Surveying The CIOs

Kate Rubin, president of the Minnesota High Tech Association, interviews local IT executives about the state of the practice.
Surveying The CIOs

Four times each year, local CIOs come together to share insights and ideas in CIO Forums held by the Minnesota High Tech Association. The topics are chosen by the CIOs themselves. Topics for 2010 include cost management, mobile devices, talent strategies, and security, risk, and identity management. For this presentation, I asked four prominent local CIOs what they are seeing in their own companies.
Tom Bauer, senior vice president and CIO, Allianz Life, Golden Valley
As with most companies in the life insurance industry, Allianz Life is gearing up to facilitate distribution of products through multiple channels. IT has been investing in Depository Trust Clearing Corporation (DTCC) capabilities to improve ease of doing business, while expanding broker/dealer and wire house distribution channels to enable revenue growth.

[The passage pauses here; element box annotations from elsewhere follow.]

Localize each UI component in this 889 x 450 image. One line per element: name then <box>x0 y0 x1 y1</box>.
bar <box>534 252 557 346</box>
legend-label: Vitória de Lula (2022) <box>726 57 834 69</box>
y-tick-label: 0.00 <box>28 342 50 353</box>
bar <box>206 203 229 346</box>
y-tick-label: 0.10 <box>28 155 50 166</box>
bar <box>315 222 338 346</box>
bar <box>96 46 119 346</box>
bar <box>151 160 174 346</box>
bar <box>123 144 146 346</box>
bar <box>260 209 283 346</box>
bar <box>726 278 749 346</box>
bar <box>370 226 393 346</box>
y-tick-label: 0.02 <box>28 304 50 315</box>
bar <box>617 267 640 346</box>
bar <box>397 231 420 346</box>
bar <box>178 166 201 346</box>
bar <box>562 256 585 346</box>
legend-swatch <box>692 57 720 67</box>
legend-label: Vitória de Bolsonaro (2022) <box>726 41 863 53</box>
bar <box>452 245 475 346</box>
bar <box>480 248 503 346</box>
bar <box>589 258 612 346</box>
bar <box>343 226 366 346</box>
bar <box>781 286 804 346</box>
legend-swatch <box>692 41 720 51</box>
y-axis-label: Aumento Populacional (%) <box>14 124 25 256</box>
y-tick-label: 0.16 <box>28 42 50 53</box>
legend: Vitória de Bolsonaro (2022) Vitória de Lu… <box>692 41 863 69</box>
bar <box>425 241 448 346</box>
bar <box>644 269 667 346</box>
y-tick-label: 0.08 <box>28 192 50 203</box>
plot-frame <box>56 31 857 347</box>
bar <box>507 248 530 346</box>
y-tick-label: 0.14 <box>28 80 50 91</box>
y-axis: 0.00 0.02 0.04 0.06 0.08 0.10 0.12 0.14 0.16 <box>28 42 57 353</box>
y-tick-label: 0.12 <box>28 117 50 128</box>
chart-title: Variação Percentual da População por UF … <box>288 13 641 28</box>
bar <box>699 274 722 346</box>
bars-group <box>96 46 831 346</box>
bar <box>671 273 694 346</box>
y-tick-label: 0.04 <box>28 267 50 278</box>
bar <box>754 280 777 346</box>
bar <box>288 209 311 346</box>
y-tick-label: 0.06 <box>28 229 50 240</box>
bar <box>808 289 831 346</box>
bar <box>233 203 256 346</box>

Expansion of the DTCC capability helps meet the requirements of new distribution partners. Investments in licensing, contracting, and appointments, according to Bauer, “provide a 360-degree view of producers.” This year, Bauer says, “We are evaluating and planning for a new policy administration system, which will allow more flexibility for introduction of new product features, as well as strategy development for next generation Web and e-commerce, including eApps and eDoc delivery.”
Bauer says that Allianz Life is also focusing on employees, “to create an environment that maximizes leadership potential and employee performance.” According to Bauer, “Focus on professional and personal skill development yields employees who are trusted, empowered, and take ownership of what they do. We are creating a culture where our success, and our value, is determined by our ability to meet the needs and expectations of the business.” Bauer says that Allianz Life IT recognizes and rewards employees for “doing the right things,” and promotes a willingness to take calculated risks. “We actively and visibly support collaboration, accountability, and diversity.”
David Harkness, vice president and CIO, Xcel Energy, Minneapolis
David Harkness says the big issue at Xcel Energy is “addressing how we best use IT to our strategic advantage.” Harkness rejects the notion of IT as simply a corporate resource drain with results that are invisible to the rest of the company. “The big challenge for the IT organization is to transform ourselves into being much more collaborative with the internal [customers],” he says.
"The thought leadership that we bring to the business requires a better understanding of the business challenges facing Xcel Energy, not simply being a ‘techie’.” But the business, he says, “must be ready to accept the partnership and agree that IT has something tangible to offer.”
Building effective cross-business partnerships has the additional benefit of demystifying what takes place in the IT department. Harkness says that integrating IT with business needs also helps his department better prioritize projects.
“Instead of prioritizing some customer care projects against other projects in customer care, we can prioritize them against projects in transmission, distribution, or generation,” he says. “It helps us pick the projects that provide the most value to all of Xcel, not just to a particular business unit.”
Malcolm McRoberts, senior vice president and CIO, Deluxe Corporation, Shoreview
Deluxe, traditionally a check printer, is redefining itself as a vendor partner with a portfolio of services for small businesses and financial institutions.
Malcolm McRoberts is helping to drive the transition, which, he says, “necessitates both a change in the nature of our relationship with our customers from touch points that are more traditional direct marketing and transactional in nature, to those that are Web-based and ongoing, as well as a shift in the customer base itself.”
The role of IT at Deluxe, McRoberts says, ranges from “supporting brand awareness and positioning through enhanced e-commerce and service provisioning platforms, to more fully integrated fulfillment and delivery solutions.” His big challenge is to create a “seamless view of the customer . . . and the multiple solution sets we provide.”
Lina Shurslep, vice president and CIO, Navarre Corporation, New Hope
Navarre is a leading distributor and publisher of home entertainment products including DVDs, PC software, video games, and accessories. The company has distribution relationships with retailers such as Walmart, Best Buy, Staples, and Office Depot, and has recently expanded into Canada.
“As an IT function, we focus on providing our business partners with real-time information and the ability to serve our customers efficiently and accurately,” Lina Shurslep says.
Virtualization of the company’s data center operation and moving into cloud computing have reduced ongoing operating costs. “Our business and volume are seasonal,” Shurslep says. “By utilizing a cloud environment, we are able to scale the capacity and costs on demand, all while maintaining uptime and transactional performance.”